Im März 2010 kam es dann zur Anklage gegen 13 Aktivist_innen. Vorwurf: Die Bildung einer kriminellen Organisation auf Grundlage des § 278a, österreichisches Pendant zum §129 in Deutschland. Dazu wurde auch hier eine Organisation konstruiert, die für legale und illegale Aktionen mit Tierrechtsbezug seit den 1980er Jahren in Österreich verantwortlich gemacht wird. Der Gerichtsprozess war geprägt von Skandalen. Der Einsatz einer für 16 Monate eingeschleusten Ermittlerin wurde vertuscht, leitende Soko-Beamt_innen machten Falschaussagen.
Die auf 14 Monate ausgedehnten Verhandlungen stellten eine unheimliche finanzielle und psychische Belastung für die Betroffenen dar. Mit dem vollumfänglichen (noch nicht rechtskräftigen) Freispruch aller Angeklagten am 02.05.2011 ist es noch lange nicht vorbei. Die Freigesprochenen stehen am Rande ihrer Existenz: Die Verschuldung reicht teilweise bis zu mehreren 100.000 € pro Person. Die Höhe der Entschädigungsangebote des Staates sind angesichts dessen ein schlechter Scherz. Die erfolgte Beförderung vom Leiter der Soko und dem zuständigen Staatsanwalt sind an Hohn nicht zu überbieten.

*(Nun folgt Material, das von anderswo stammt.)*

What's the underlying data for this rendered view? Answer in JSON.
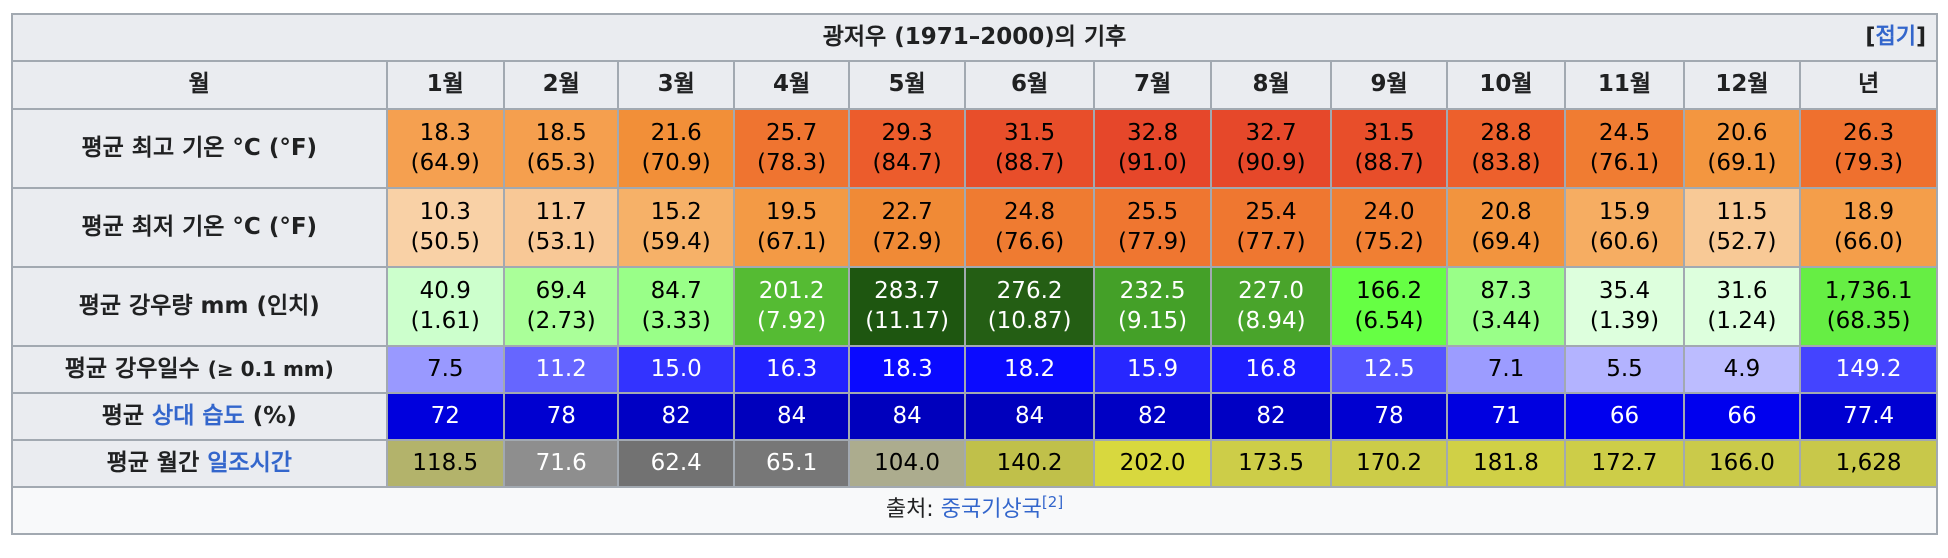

Gemeinsam gegen Repression!
Die Anwendung von Organisationsparagraphen nimmt in vielen Ländern zu. Immer mehr politische Initiativen sind betroffen, politisches Engagement wird zusehends eingeschränkt. Dem gilt es entschlossen entgegenzuwirken. Dabei sollte der Horizont der eigenen Bewegung überschritten und die Verknüpfung von unterschiedlichen Herrschaftsverhältnissen erkannt werden.
Human Emancipation – Animal Liberation
§129ff / §278ff abschaffen!
alfred* [Leipzig] zum Soli-Konzert am 17.03.2012
Mehr Infos:
Broschüre der Roten Hilfe:
„Der Hunger des Staates nach Feinden. Die Geschichte der Paragrafen §129, 129a und 129b und ihre Anwendung gegen die radikale Linke“
§129 (Sachsen)
http://sachsens-demokratie.net/
http://www.129-ev.tk/
§278a (Österreich)
http://antirep2008.tk/
http://antirep278a.blogsport.de/ (Soli-Gruppe aus Deutschland)
"Der Prozess" - Ein (Kino-)Film zur §278a-Thematik von Igor G. Hauzenberger
§278a - Gemeint sind wir alle - Der Prozess gegen die Tierbefreiungs-Bewegung und seine Hintergründe“ - Buch zum Verfahren von Birgit Pack / Christof Mackinger
ORF-Bericht - Die Folgen einer Polizei- und Justizgroteske (14min)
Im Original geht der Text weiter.